Here is the code for anyone interested:
import io
import json
import torchdata
import soundfile
def to_sampels(data):
a, t = data
return soundfile.read(io.BytesIO(a[1].read())), json.loads(t[1].read().decode('utf-8'))
dp_s3_urls = torchdata.datapipes.iter.IterableWrapper(["s3://m_bucket/"])\
.list_files_by_s3()\
.shuffle()\
.sharding_filter()
datapipe = torchdata.datapipes.iter.S3FileLoader(dp_s3_urls)\
.load_from_tar() \
.batch(2) \
.map(to_sampels)
for i in dp_s3_urls:
print(i)
In this example:
dp_s3_urls
take a s3
directory find all file in the dir, and outputs a shuffled list of s3 directories (e.g. [“s3://m_bucket/0.tar”, “s3://m_bucket/1.tar”, …, “s3://m_bucket/n.tar”]).
datapipe
takes these URLs and loads them into memory, the batch function as mentioned by @nivek combines the (sample, labels)
. You would also use the following to achieve the same result to group your (sample, labels)
:
datapipe.groupby(lambda x: os.path.basename(x[0]).split(".")[0],group_size=2, guaranteed_group_size=2)
.
to_sample
takes the given streamed data, reads the data and loads the audio using soundfile
. The JSON is loaded as a byte string, so this is decoded using utf-8
and finally loaded via the json
library.
As mentioned in this post, you can get:
ValueError: curlCode: 77, Problem with the SSL CA cert (path? access rights?)
This was fixed by chaging from S3FileLoader(...)
to using FSSpecFileLoader
from torch.utils.data import DataLoader
def to_sampels(data):
a, t = data
return soundfile.read(io.BytesIO(a[1].read())), json.loads(t[1].read().decode('utf-8'))

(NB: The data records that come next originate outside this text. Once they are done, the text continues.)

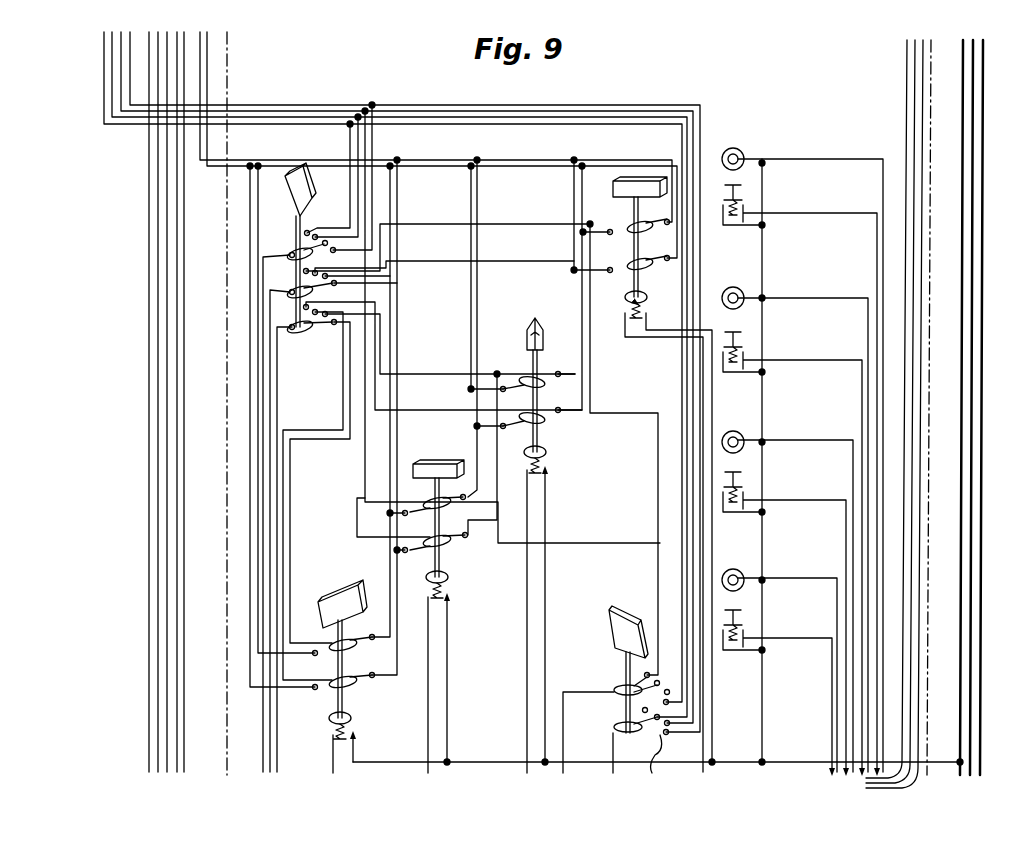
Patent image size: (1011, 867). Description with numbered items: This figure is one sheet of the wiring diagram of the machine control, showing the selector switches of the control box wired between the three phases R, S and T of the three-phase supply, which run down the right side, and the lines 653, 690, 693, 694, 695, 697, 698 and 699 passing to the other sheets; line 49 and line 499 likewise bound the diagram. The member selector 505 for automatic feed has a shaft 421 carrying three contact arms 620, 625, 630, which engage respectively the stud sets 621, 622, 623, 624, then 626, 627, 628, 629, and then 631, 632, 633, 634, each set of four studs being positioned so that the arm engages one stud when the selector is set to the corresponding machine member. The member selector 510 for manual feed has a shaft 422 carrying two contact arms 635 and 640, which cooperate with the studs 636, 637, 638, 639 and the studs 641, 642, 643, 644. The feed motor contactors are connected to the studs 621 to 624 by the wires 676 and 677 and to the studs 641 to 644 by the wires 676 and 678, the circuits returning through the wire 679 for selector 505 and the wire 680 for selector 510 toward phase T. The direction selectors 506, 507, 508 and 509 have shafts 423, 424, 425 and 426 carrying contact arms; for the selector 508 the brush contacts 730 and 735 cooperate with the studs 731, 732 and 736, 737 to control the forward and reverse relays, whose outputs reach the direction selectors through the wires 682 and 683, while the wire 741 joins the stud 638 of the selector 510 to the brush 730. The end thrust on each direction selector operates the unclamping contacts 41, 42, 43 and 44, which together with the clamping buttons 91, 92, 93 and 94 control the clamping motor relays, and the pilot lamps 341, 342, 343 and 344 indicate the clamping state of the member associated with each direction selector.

The unclamping contact 41 is at (642, 313).
The unclamping contact 42 is at (545, 472).
The unclamping contact 43 is at (452, 603).
The unclamping contact 44 is at (358, 739).
The panel boundary line 49 is at (935, 374).
The clamping button 91 is at (800, 476).
The clamping button 92 is at (792, 549).
The clamping button 93 is at (784, 619).
The clamping button 94 is at (777, 688).
The pilot lamp 341 is at (802, 453).
The pilot lamp 342 is at (795, 523).
The pilot lamp 343 is at (787, 595).
The pilot lamp 344 is at (779, 663).
The shaft 421 is at (295, 222).
The shaft 422 is at (627, 656).
The shaft 423 is at (633, 212).
The shaft 424 is at (540, 438).
The shaft 425 is at (440, 530).
The shaft 426 is at (348, 701).
The boundary line 499 is at (226, 486).
The member selecting switch 505 is at (306, 196).
The direction selecting switch 506 is at (638, 178).
The direction selecting switch 507 is at (540, 322).
The direction selecting switch 508 is at (432, 460).
The direction selecting switch 509 is at (340, 600).
The member selecting switch 510 is at (622, 613).
The contact arm 620 is at (288, 255).
The contact stud 621 is at (310, 228).
The contact stud 622 is at (317, 236).
The contact stud 623 is at (330, 242).
The contact stud 624 is at (338, 250).
The contact arm 625 is at (288, 292).
The contact stud 626 is at (303, 272).
The contact stud 627 is at (330, 273).
The contact stud 628 is at (386, 274).
The contact stud 629 is at (334, 286).
The contact arm 630 is at (288, 327).
The contact stud 631 is at (304, 333).
The contact stud 632 is at (435, 343).
The contact stud 633 is at (318, 316).
The contact stud 634 is at (340, 322).
The contact arm 635 is at (620, 687).
The contact stud 636 is at (634, 673).
The contact stud 637 is at (622, 698).
The contact stud 638 is at (660, 685).
The contact stud 639 is at (642, 713).
The contact arm 640 is at (618, 732).
The contact stud 641 is at (646, 731).
The contact stud 642 is at (656, 759).
The contact stud 643 is at (670, 723).
The contact stud 644 is at (666, 736).
The conductors 653 is at (920, 108).
The wire 676 is at (128, 104).
The wire 677 is at (370, 147).
The wire 678 is at (434, 124).
The wire 679 is at (258, 424).
The wire 680 is at (610, 771).
The wire 682 is at (210, 62).
The wire 683 is at (208, 36).
The conductor 690 is at (196, 28).
The conductor 693 is at (266, 383).
The conductor 694 is at (363, 461).
The conductor 695 is at (147, 32).
The conductor 697 is at (280, 412).
The conductor 698 is at (356, 515).
The conductor 699 is at (180, 22).
The brush contact 730 is at (437, 505).
The contact stud 731 is at (402, 516).
The contact stud 732 is at (468, 492).
The brush contact 735 is at (443, 543).
The contact stud 736 is at (406, 554).
The contact stud 737 is at (470, 528).
The wire 741 is at (590, 509).
The phase R is at (984, 160).
The phase S is at (974, 200).
The phase T is at (964, 248).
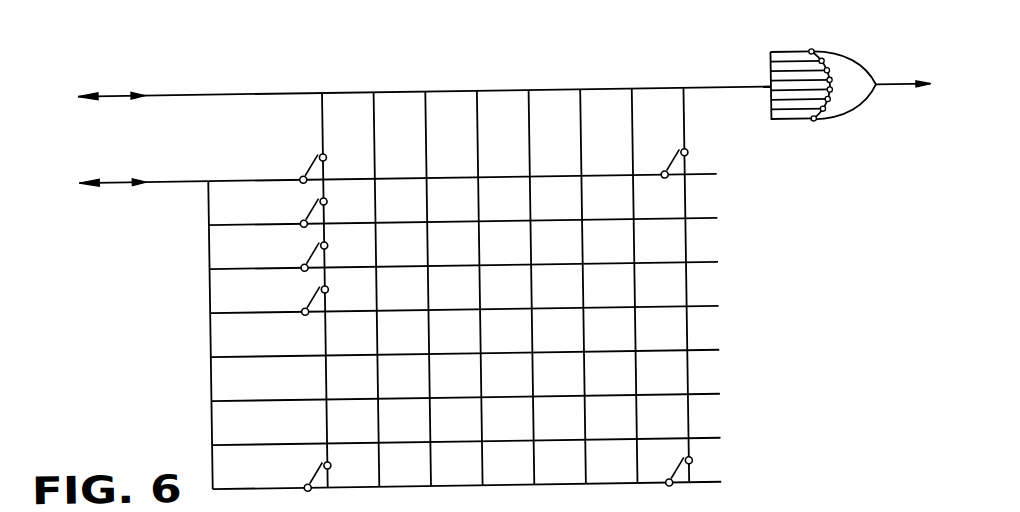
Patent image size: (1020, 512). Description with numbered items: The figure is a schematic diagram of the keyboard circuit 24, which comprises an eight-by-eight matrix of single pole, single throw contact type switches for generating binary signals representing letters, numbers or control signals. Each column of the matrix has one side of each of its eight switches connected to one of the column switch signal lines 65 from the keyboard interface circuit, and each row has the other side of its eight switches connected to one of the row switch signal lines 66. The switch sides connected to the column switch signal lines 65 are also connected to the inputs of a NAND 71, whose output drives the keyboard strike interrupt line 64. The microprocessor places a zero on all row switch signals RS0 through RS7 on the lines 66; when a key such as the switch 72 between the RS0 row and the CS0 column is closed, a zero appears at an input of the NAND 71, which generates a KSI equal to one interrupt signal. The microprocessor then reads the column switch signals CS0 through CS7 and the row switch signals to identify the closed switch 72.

The keyboard circuit 24 is at (836, 329).
The keyboard strike interrupt line 64 is at (891, 93).
The column switch signal lines 65 is at (113, 93).
The row switch signal lines 66 is at (112, 180).
The NAND 71 is at (855, 78).
The switch 72 is at (311, 162).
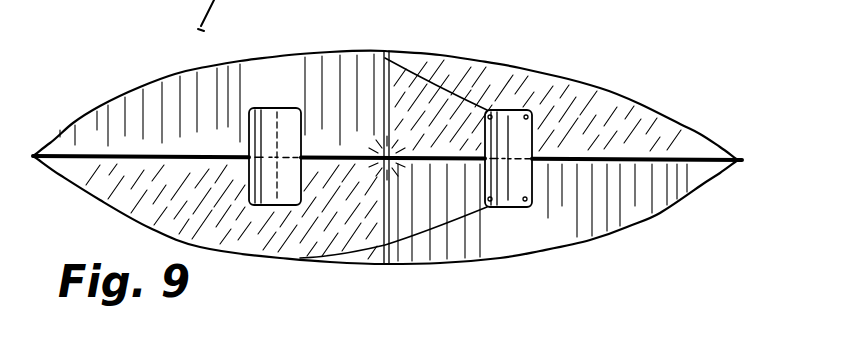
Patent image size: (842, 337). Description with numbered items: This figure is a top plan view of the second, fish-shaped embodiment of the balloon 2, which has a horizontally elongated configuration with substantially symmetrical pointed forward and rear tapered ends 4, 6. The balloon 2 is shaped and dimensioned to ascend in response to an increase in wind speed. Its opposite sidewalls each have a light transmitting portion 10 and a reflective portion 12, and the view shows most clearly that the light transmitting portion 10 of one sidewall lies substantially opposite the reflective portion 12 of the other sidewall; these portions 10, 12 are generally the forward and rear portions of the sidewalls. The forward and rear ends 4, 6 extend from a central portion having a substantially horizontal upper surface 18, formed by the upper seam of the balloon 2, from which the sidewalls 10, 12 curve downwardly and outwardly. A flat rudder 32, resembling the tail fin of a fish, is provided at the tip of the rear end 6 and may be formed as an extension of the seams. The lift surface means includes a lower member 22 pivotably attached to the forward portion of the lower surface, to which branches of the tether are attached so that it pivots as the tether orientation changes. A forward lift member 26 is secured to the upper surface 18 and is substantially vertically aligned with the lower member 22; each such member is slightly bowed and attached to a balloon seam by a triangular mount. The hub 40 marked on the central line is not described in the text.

The balloon 2 is at (530, 60).
The forward tapered end 4 is at (78, 187).
The rear tapered end 6 is at (627, 227).
The light transmitting portion 10 is at (227, 197).
The reflective portion 12 is at (192, 102).
The upper surface 18 is at (430, 154).
The lower member 22 is at (535, 130).
The forward lift member 26 is at (288, 122).
The rudder 32 is at (713, 159).
The mast hub with pivot 40 is at (383, 163).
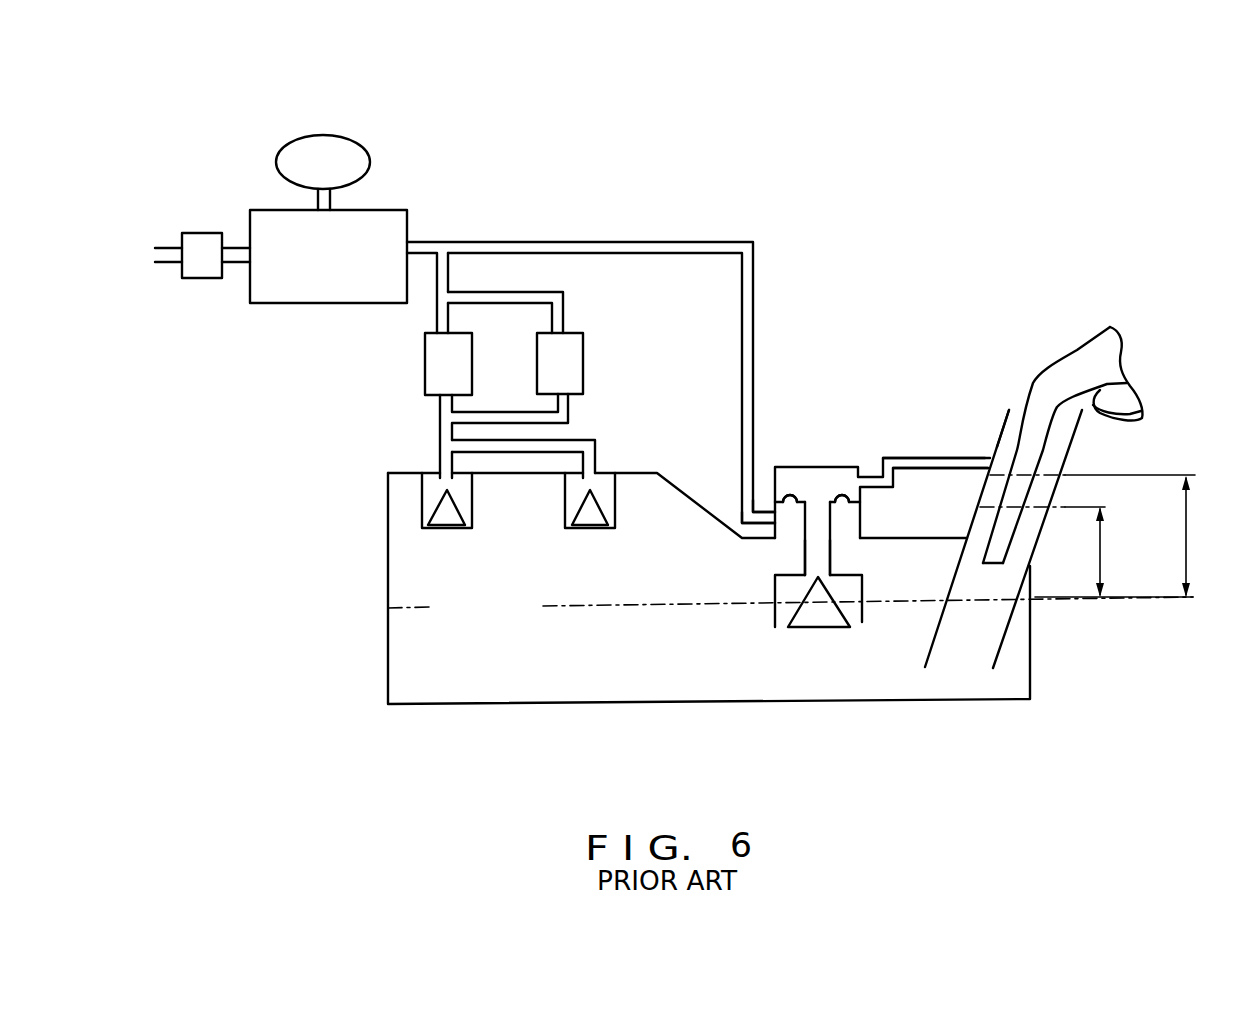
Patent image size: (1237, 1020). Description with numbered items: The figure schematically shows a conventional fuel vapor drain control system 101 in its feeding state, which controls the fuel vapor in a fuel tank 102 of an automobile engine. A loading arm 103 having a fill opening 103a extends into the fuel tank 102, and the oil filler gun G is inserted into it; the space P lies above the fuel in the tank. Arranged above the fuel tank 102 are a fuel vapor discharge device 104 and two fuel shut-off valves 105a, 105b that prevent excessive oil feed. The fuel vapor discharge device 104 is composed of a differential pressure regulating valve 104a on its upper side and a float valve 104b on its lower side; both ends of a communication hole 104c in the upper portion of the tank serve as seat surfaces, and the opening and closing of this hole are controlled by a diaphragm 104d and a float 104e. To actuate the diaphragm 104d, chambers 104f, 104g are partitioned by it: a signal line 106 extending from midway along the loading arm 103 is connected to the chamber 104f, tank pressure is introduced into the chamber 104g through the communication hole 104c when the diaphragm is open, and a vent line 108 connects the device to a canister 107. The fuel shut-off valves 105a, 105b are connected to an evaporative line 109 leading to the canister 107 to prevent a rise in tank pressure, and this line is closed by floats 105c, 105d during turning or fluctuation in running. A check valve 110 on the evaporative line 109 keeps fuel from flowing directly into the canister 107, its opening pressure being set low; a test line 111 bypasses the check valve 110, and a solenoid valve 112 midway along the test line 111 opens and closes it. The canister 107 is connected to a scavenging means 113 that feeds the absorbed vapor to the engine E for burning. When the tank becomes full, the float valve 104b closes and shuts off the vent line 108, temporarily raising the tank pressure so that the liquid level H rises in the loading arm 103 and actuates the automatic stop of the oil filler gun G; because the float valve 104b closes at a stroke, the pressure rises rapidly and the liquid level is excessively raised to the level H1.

The fuel vapor drain control system 101 is at (637, 120).
The fuel tank 102 is at (388, 672).
The loading arm 103 is at (1067, 468).
The fill opening 103a is at (1017, 412).
The fuel vapor discharge device 104 is at (975, 323).
The differential pressure regulating valve 104a is at (805, 480).
The float valve 104b is at (846, 592).
The communication hole 104c is at (805, 545).
The diaphragm 104d is at (790, 491).
The float 104e is at (825, 620).
The chamber 104f is at (838, 480).
The chamber 104g is at (772, 487).
The fuel shut-off valve 105a is at (422, 497).
The fuel shut-off valve 105b is at (617, 497).
The float 105c is at (443, 513).
The float 105d is at (590, 513).
The signal line 106 is at (968, 455).
The canister 107 is at (403, 211).
The vent line 108 is at (688, 241).
The evaporative line 109 is at (440, 423).
The check valve 110 is at (425, 358).
The test line 111 is at (518, 291).
The solenoid valve 112 is at (583, 355).
The scavenging means 113 is at (192, 232).
The engine E is at (326, 133).
The oil filler gun G is at (1113, 363).
The liquid level H is at (1103, 556).
The liquid level H1 is at (1190, 515).
The vapor space P is at (683, 555).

datapipe = torchdata.datapipes.iter.IterableWrapper(["s3://m_bucket/"])\
.list_files_by_fsspec()\
.shuffle()\
.sharding_filter()\
.open_files_by_fsspec(mode='rb')\
.load_from_tar() \
.batch(2) \
.map(to_sampels)
dataloader = DataLoader(dapapipe, batch_size=1, num_workers=6)
for i in dataloader:
print(i)